L’espace incriminé n’est aujourd’hui plus qu’un champ de ruines. Les propriétaires de ces maisons, au lendemain d’une journée de démolition sur fond d’affrontements avec les forces de l’ordre, essaient encore de sauver ce qu’ils peuvent : feuilles de tôles, briques, fauteuils… Les noircissures dans la rue et sur le goudron, dues aux brûlures de pneu et aux gaz lacrymogènes, témoignent de la violence des affrontements qui ont eu lieu le jour de la démolition. Devant les décombres de sa maison, une victime nous raconte : «Lorsque nous dormions, des hommes en uniforme ont encerclé nos maisons. Puis, un premier bulldozer a foncé en direction de nous avant de s’enfoncer dans la boue», explique-t-il. Mais pour un autre chef de famille, le machiniste aurait fait exprès de s’enfoncer pour éviter la démolition des maisons. «Avant de venir, il ne savait pas qu’il venait en mission de démolition», estime-t-il.
Sur place, les propriétaires des maisons soutiennent n’avoir reçu aucun avertissement. A la tête d’une demi-douzaine d’agents de la mairie de la Commune II, Bakary Traroré a fait l’inventaire des familles touchées par cette opération de déguerpissement.
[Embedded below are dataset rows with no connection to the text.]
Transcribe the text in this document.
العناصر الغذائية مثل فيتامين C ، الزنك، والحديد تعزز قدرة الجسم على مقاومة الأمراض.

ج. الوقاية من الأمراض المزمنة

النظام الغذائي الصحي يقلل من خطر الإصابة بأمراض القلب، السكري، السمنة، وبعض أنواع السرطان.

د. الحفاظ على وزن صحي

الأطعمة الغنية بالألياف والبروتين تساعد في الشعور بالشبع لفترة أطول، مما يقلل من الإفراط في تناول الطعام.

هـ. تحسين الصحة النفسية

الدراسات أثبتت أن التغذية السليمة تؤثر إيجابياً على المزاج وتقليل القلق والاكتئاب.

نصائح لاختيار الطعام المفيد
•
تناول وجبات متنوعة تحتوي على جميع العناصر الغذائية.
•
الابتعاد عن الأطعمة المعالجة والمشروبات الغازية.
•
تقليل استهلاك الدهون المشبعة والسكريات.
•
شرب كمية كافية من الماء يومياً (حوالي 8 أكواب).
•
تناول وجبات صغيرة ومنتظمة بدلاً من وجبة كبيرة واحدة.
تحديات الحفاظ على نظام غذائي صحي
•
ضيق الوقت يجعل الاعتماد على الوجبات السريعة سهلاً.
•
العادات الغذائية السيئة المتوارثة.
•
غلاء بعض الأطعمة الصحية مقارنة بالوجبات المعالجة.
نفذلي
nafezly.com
Chef d’antenne de l’urbanisme de ladite municipalité, il a été dépêché sur les lieux par le maire. «Hier, quand nous avons eu l’information, nous sommes venus pour constater», explique-t-il, avant d’ajouter : «nous avons pris langue avec l’huissier de justice. Il nous a montré une grosse de justice relative au déguerpissement et à la démolition des maisons».
Sur le site, c’est la confusion et la résignation. Que fera le maire avec la liste des déguerpis ? Ni Baky Traoré, ni les riverains ne connaissent la réponse. Mais une question plus importante demeure. Au profit de qui cette opération a-t-elle eu lieu ? Un nom revient sur les lèvres des riverains : c’est celui d’un industriel détenant une usine à côté. Mais en attendant que les choses se précisent, les gens sauvent ce qu’ils peuvent comme cet agent des eaux et forêts. Au volant d’un pick-up, il emporte des sacs remplis d’objets divers.
Saignant d’une main pour avoir tenté d’enrouler des feuilles de tôles de sa maison détruite, Baba Diarra court après le pick-up de la mairie qui s’était déjà éloigné. Il n’a pas été enregistré parmi les déguerpis parce qu’il tentait de sauver de sa maison ce qui pouvait l’être.
A 3 ans de la retraite, marié et père de plusieurs enfants, cet employé de la mairie du district entrevoit un avenir «difficile». «Je suis commis à la cellule technique d’appui aux communes du District. J’ai mis 5 ans pour construire une maison pour ma famille. J’ai travaillé dur pour acheter et construire ce terrain, maintenant je dois reprendre tout à zéro», dit-il.
Au milieu des décombres de sa maison, et avec une sueur dégoulinant du front jusque dans les narines, Baba Diarra ne pouvait tenir sa colère. Lui qui travaille dans une mairie n’a pas pourtant échappé à ce triste sort.